Lieutenant Studdard (Dion Mills) is a considered and controlled communications expert who, it is hinted, is a tough homosexual.

The third Soldier is Lieutenant Travis Freud, (Richard Cawthorne) a loud, foul-mouthed, sexist Southerner with a competitive streak.

He baits Stein with his chauvinism, taunts Studdard about his sexuality and challenges him to a hotdog-eating contest. Freud is machismo embodied and he obeys all orders.

Colonel Johns, (Kenneth Ransom) their commanding officer, is a demanding and challenging leader who, we suspect has a secret agenda.

Most of the play takes place during their preparations. We witness their first meeting when the three soldiers are still guessing at their upcoming mission.

When the Colonel finally briefs them they are surprised that their mission is an assassination. There is plenty of bravado, competition, rising tensions and verbal sparring.

What follows are secret meetings in which they argue about methods, weapons, communications devices and the timing and location of the kill.

All four actors are energetic and punchy in the roles. Shaplin's dialogue is smart, acerbic and rapid with the edginess and satirical quality of a New York comedy writer.

It is a very American play that does not resonate readily with the Australian sensibility.

The characters have unlikely but very entertaining arguments on philosophical points.

Greg Carroll directs the play with no on-stage physical action but the drama builds to the final scene, the proposed killing.

The stage is darkness except for pin lights attached to the actors' headsets.

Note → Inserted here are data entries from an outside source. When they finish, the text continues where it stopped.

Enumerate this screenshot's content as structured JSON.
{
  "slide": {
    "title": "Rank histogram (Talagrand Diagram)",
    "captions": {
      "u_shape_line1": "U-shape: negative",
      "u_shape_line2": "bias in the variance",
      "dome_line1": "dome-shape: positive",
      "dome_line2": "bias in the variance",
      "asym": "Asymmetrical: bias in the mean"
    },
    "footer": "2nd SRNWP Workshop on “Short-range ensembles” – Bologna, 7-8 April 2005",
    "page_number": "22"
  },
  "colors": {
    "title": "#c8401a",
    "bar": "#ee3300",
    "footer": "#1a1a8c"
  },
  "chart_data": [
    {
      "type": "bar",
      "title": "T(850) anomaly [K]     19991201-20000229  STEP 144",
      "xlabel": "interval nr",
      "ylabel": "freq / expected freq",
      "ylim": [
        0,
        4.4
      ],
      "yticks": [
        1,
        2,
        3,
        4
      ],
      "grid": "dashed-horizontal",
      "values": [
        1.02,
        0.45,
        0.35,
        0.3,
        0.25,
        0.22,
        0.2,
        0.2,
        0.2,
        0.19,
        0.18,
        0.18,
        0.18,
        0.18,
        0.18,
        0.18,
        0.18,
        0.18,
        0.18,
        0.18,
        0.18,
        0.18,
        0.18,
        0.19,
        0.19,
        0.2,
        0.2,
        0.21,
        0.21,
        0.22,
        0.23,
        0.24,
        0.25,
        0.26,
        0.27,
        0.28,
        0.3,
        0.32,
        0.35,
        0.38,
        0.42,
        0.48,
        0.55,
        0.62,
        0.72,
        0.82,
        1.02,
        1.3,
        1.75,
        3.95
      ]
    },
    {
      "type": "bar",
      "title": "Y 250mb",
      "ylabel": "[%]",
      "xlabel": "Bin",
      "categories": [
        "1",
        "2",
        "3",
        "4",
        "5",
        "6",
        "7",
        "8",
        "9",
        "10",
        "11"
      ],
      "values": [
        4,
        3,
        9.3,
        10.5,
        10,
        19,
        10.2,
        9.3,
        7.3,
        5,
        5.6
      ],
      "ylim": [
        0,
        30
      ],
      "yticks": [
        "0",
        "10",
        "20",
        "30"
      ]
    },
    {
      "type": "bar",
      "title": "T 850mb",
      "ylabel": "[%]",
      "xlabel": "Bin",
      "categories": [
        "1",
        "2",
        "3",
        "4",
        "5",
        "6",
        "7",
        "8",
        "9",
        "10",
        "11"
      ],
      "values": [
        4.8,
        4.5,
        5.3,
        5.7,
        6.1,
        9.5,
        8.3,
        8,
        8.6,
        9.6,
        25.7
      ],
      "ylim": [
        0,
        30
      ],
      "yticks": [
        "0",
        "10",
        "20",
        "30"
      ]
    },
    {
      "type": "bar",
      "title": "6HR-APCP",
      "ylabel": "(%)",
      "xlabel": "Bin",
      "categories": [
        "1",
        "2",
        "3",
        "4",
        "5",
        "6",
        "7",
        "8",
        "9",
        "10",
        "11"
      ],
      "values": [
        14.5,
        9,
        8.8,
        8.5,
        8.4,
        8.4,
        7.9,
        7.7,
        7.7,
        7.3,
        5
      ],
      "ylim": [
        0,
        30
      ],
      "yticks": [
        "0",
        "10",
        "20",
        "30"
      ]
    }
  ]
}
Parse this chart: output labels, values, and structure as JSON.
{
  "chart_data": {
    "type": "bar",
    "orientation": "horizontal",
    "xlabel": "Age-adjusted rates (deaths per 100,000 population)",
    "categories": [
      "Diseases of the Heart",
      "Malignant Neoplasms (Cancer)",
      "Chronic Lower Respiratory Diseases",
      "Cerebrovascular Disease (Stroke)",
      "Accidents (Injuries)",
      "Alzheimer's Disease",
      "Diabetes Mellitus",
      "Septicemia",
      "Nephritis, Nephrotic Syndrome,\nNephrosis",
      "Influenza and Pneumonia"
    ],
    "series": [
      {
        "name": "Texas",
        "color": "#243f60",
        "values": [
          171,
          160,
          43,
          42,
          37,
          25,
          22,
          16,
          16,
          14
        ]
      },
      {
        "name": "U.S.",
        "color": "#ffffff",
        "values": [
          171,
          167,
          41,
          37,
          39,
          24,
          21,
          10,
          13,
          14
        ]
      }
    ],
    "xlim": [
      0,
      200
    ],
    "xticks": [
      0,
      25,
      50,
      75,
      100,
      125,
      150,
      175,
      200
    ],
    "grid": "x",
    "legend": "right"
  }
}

This scene might be more effective if shouting had not obscured the tension. Also, the stated frisson of sexual tension between Freud and Stein was not visible.

The rhythm of the play is a little out of balance. The cuing is slow for dialogue written to snap and crackle.

Pugilist Specialist is a witty and vigorous representation of four dangerous fighting people.